In the cross, we see humanity at its worst: the Christ, the innocent one, crucified because of the fear and hatred of human beings. God showed his love by sending his Son into the world, and humanity killed him. The cross is the crux, the very centre of our faith: God’s Son dying so that we might live, God’s Son going through pain and suffering for us.

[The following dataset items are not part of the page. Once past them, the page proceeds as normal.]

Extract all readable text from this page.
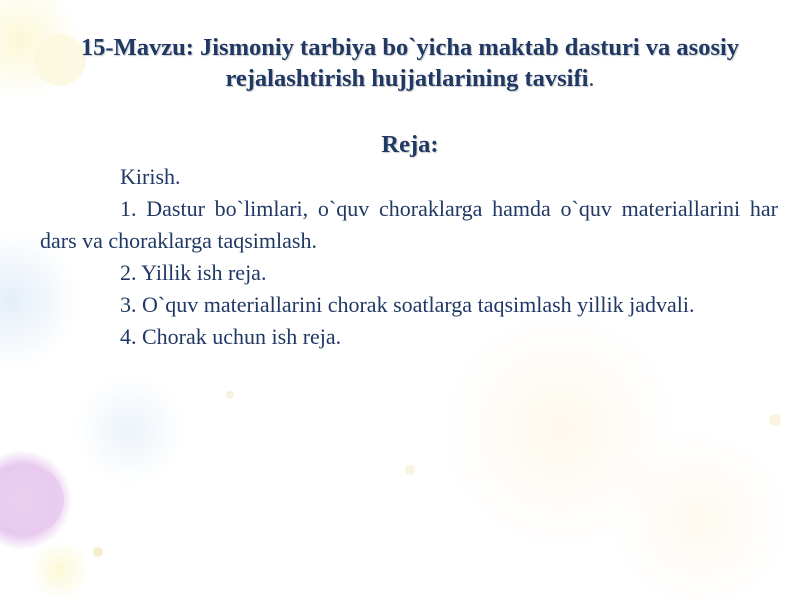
15-Mavzu: Jismoniy tarbiya bo`yicha maktab dasturi va asosiy rejalashtirish hujjatlarining tavsifi.
Reja:
Kirish.
1. Dastur bo`limlari, o`quv choraklarga hamda o`quv materiallarini har dars va choraklarga taqsimlash.
2. Yillik ish reja.
3. O`quv materiallarini chorak soatlarga taqsimlash yillik jadvali.
4. Chorak uchun ish reja.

Many times I have been asked by children, and adults, why Good Friday, when all that happened on Friday was not good? My answer is that in the end it was good; this whole weekend is a turning point for creation, for the world. God sent his Son to save the world, to show us his all-forgiving love. Even on the cross Jesus, in his agony, said, ‘Father forgive them; for they do not know what they are doing’. In our troubled world, through Jesus we have forgiveness for all our wrong. Through Jesus and his death on the cross, we see God’s love.
So we wait at the foot of the cross with Jesus, and bring to him our pain and the pain of the world.